Was den Film aber scheitern lässt, ist das wenig inspirierte, aufgesetzte Spiel seiner Protagonisten. Gillian Anderson in ihrer Rolle als Raynor Winn und Jason Isaacs als Ehemann Moth können ihrer Rolle als obdachlos und mittellos gewordenes Paar in ihren 50ern nicht gerecht werden. Liegt es am Drehbuch oder an der Regie, für die sich Marianne Elliott verantwortlich zeichnet, die bislang überwiegend fürs Theater gearbeitet hat, dass es nicht gelingt, die Protagonisten überzeugend darzustellen?
Teebeutel teilen
Gillian Anderson als Raynor und Jason Isaacs bleiben mir als Protagonisten gleichgültig. Beide schaffen es nicht, eine Identifikation mit ihrer Geschichte herzustellen. Ob sie ihren Teebeutel teilen oder Raynor mit einer Hand(!) den schweren Rucksack von Moth einen steilen, treppenartigen Pfad hinaufschleppt, nichts hat mich hineingezogen in ihre Geschichte. Ich konnte mit den Charakteren keine Identifikation herstellen. Die Szene, die mich zumindest ein wenig rührte, war die, in der Moth den Entzug seiner Medikamente durchmacht und sich danach fitter und gesünder fühlt.
Eigenartigerweise war es dieser Teil der Geschichte, die meiner Meinung nach den Erfolg des Buches ausmachte: Moth, der seiner Krankheit trotzt und durch das Wandern zwar keine Heilung, aber genügend Stärke findet, um der Krankheit zu trotzen. Wandern, um den Schmerz zu lindern, Wandern, um der Welt zu entkommen. Wandern als (All-)Heilmittel.

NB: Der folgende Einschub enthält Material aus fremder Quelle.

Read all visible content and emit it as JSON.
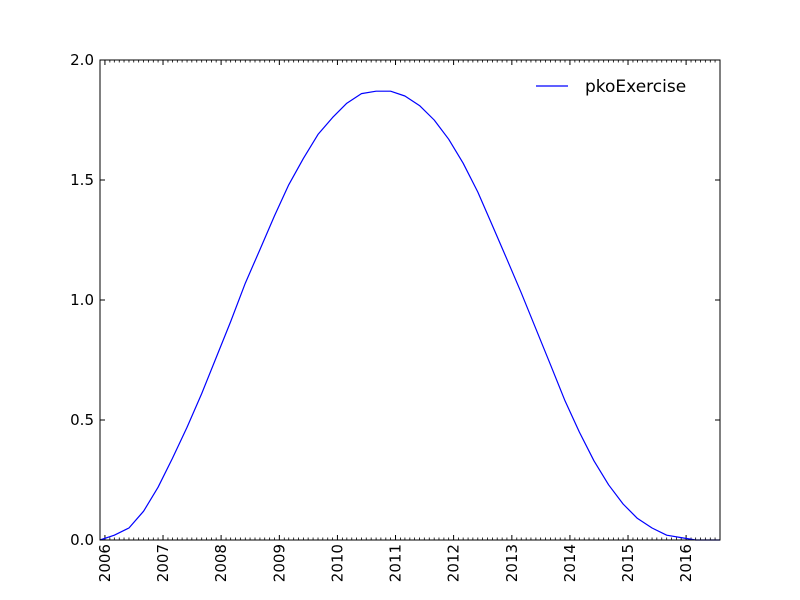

Doch genau dieser Aspekt ist es, der durch die britische Zeitung The Observer in Frage gestellt wurde. Am Ende bleibt der Film wie das Buch: Eine Geschichte über ein Paar, das mit dem Wandern versucht, das Leben zu meistern. Dass daraus ein Weltbestseller wurde, liegt an einer Geschichte, deren Anlass fragwürdig bleibt. Das aber dürfte den Fans von Raynor Winn egal sein. Sie werden den Film ebenso feiern und ergreifend finden wie das Buch.